Historic England has added 175 places to its heritage at risk register of buildings under threat as a result of decay, neglect or inappropriate development, including one in Westcliff and one in Shoebury.

The Crowstone, at Chalkwell Beach and Shoebury’s Manor House in Suttons Road, have been named on the list, sparking calls for them to be protected.

Historian Marion Pearce said the Crowstone - and another similar obelisk in Priory Park - was visited by London’s lord mayors in the 16th and 17th centuries.

They are “vital” to Southend, Ms Pearce said.

She added: “These show Southend was considered a key player and very well respected by London, the lord mayors didn’t just visit any old places.

“There were huge lavish celebrations in Southend in the 16th and 17th centuries, these are Southend and we can’t be losing our heritage and history like this.

“The stones also have the list of dignitaries from Southend on them and these are so important to the city.”

The Manor House dates back to 1681 and is on Ministry of Defence land, but the building has fallen into disrepair after rot and water damage affecting the home.

The property has been vacant for many years and items damaged by rainwater were repaired in 2018, but the overall condition of the building continues to decline.

Derek Jarvis, Southend Tory spokesman for culture, said: “Manor House is one of or the oldest building in Southend and we’ve got to make sure we keep these sites which are important, like the Crowstones.
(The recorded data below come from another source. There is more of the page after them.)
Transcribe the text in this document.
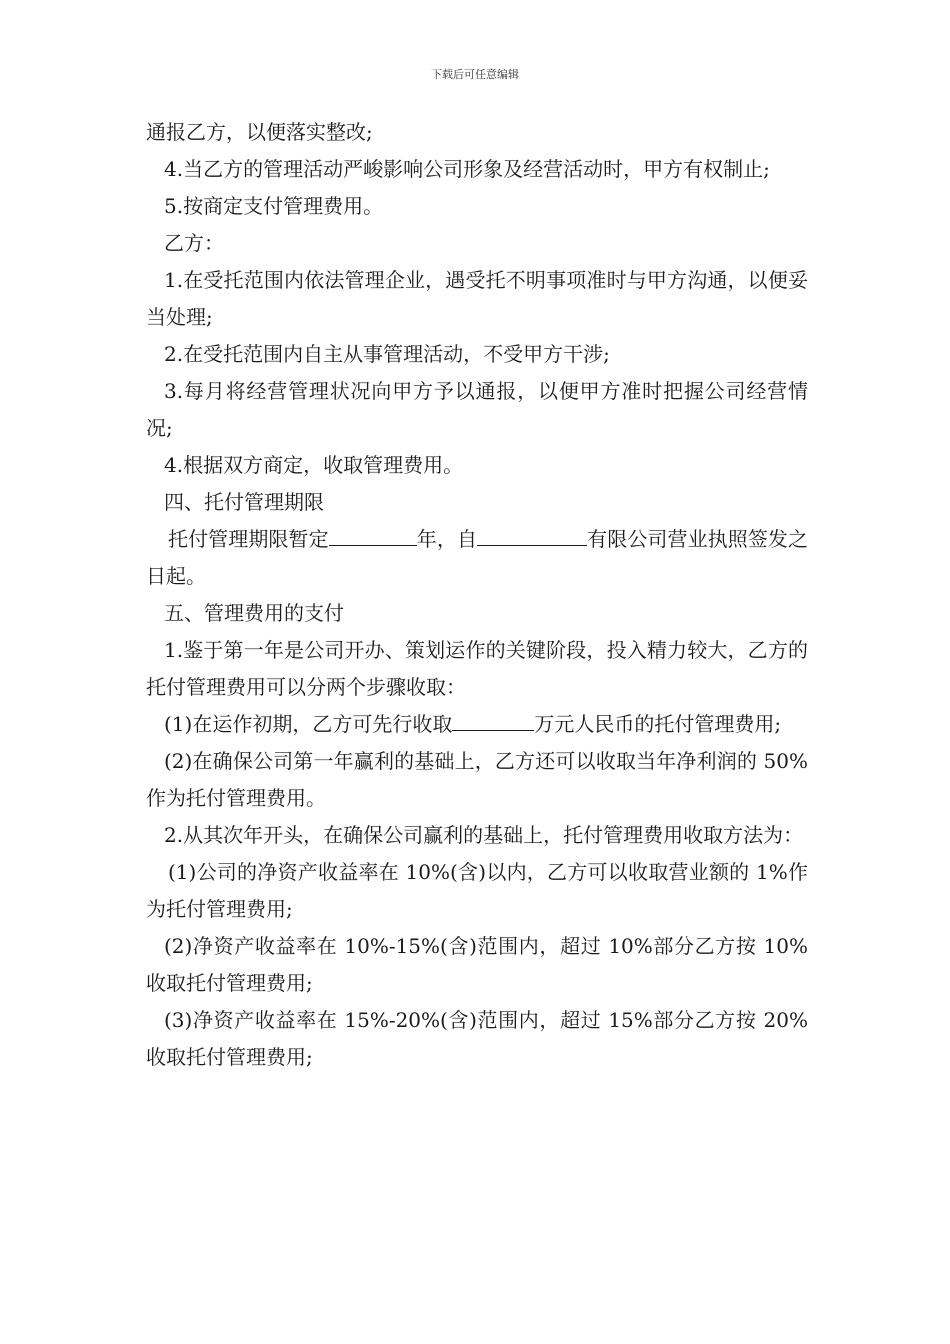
下载后可任意编辑

通报乙方，以便落实整改;

4.当乙方的管理活动严峻影响公司形象及经营活动时，甲方有权制止;

5.按商定支付管理费用。

乙方：

1.在受托范围内依法管理企业，遇受托不明事项准时与甲方沟通，以便妥当处理;

2.在受托范围内自主从事管理活动，不受甲方干涉;

3.每月将经营管理状况向甲方予以通报，以便甲方准时把握公司经营情况;

4.根据双方商定，收取管理费用。

四、托付管理期限

托付管理期限暂定	年，自	有限公司营业执照签发之日起。

五、管理费用的支付

1.鉴于第一年是公司开办、策划运作的关键阶段，投入精力较大，乙方的托付管理费用可以分两个步骤收取：

(1)在运作初期，乙方可先行收取	万元人民币的托付管理费用;

(2)在确保公司第一年赢利的基础上，乙方还可以收取当年净利润的 50%作为托付管理费用。

2.从其次年开头，在确保公司赢利的基础上，托付管理费用收取方法为：

(1)公司的净资产收益率在 10%(含)以内，乙方可以收取营业额的 1%作为托付管理费用;

(2)净资产收益率在 10%-15%(含)范围内，超过 10%部分乙方按 10%收取托付管理费用;

(3)净资产收益率在 15%-20%(含)范围内，超过 15%部分乙方按 20%收取托付管理费用;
“The house could become a place that visitors could walk around and learn about and it’s so important due to its age.

“I am pleased these are being highlighted and these landmarks need to be looked after to keep them there.”

Last August, the 185-year-old Crowstone, which stands proudly on Chalkwell Beach, was granted Grade II listed status.

The eight-metre tall obelisk was built between 1836 and 1837 to mark the eastern boundary of the City of London’s control over the River Thames.